Corresponding Author:
Aimee F. Luat, MD, Division of Pediatric Neurology
Department of Pediatrics, Wayne State University Children’s Hospital of Michigan
3901 Beaubien St., Detroit, MI, 48201, USA Email: aluat@dmc.org
Tel.: 313-832-9620; Fax: 313-745-3012

 

ABSTRACT

Purpose
Most children with Sturge-Weber syndrome (SWS) develop seizures that may contribute to neurocognitive status. In this study, we tested the hypothesis that very early seizure onset has a particularly detrimental effect on the cognitive and/or motor outcome of children with unilateral SWS. We also tested whether side of SWS brain involvement modulates the effect of seizure variables on the pattern of cognitive abnormalities.

Methods
Thirty-four children (22 girls; mean age 6.1 years) with unilateral SWS and history of epilepsy in a longitudinal cohort underwent neurological and cognitive evaluation. Global IQ, verbal IQ, non-verbal IQ, and motor function were correlated with epilepsy variables, side and extent of brain involvement on MRI.

Results
Mean age at seizure onset was 1.3 years (0.1-6 years) and mean IQ at follow-up was 86 (45-118).
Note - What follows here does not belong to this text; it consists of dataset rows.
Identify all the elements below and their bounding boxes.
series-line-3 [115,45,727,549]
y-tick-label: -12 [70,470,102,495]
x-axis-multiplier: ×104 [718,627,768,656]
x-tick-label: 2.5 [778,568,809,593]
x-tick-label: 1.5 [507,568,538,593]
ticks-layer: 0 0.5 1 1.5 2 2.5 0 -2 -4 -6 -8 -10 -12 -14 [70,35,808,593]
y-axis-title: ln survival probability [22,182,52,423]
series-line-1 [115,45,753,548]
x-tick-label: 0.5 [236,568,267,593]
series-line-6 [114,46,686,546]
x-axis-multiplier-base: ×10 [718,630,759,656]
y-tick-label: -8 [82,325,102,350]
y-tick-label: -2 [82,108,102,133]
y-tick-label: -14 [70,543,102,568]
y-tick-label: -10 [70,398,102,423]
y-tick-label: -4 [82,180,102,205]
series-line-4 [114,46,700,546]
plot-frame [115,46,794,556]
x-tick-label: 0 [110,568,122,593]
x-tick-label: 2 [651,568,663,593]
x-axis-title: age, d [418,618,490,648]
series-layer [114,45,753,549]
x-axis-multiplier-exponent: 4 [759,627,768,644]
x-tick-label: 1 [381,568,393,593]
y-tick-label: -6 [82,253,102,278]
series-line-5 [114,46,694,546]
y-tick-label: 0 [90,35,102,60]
Age at seizure onset showed a logarithmic association with IQ, with maximum impact of seizures starting before age 1 year, both in uni- and multivariate regression analyses. In the left SWS group (N=20), age at seizure onset was a strong predictor of non-verbal IQ (p=0.001); while early seizure onset in the right-hemispheric group had a more global effect on cognitive functions (p=0.02). High seizure frequency and long epilepsy duration also contributed to poor outcome IQ independently in multivariate correlations. Children with motor involvement started to have seizures at/before 7 months of age, while frontal lobe involvement was the strongest predictor of motor deficit in a multivariate analysis (p=0.017).

Conclusion
These findings suggest that seizure onset prior to age 1 year has a profound effect on severity of cognitive and motor dysfunction in children with SWS; the effect of seizures on the type of cognitive deficit is influenced by laterality of brain involvement.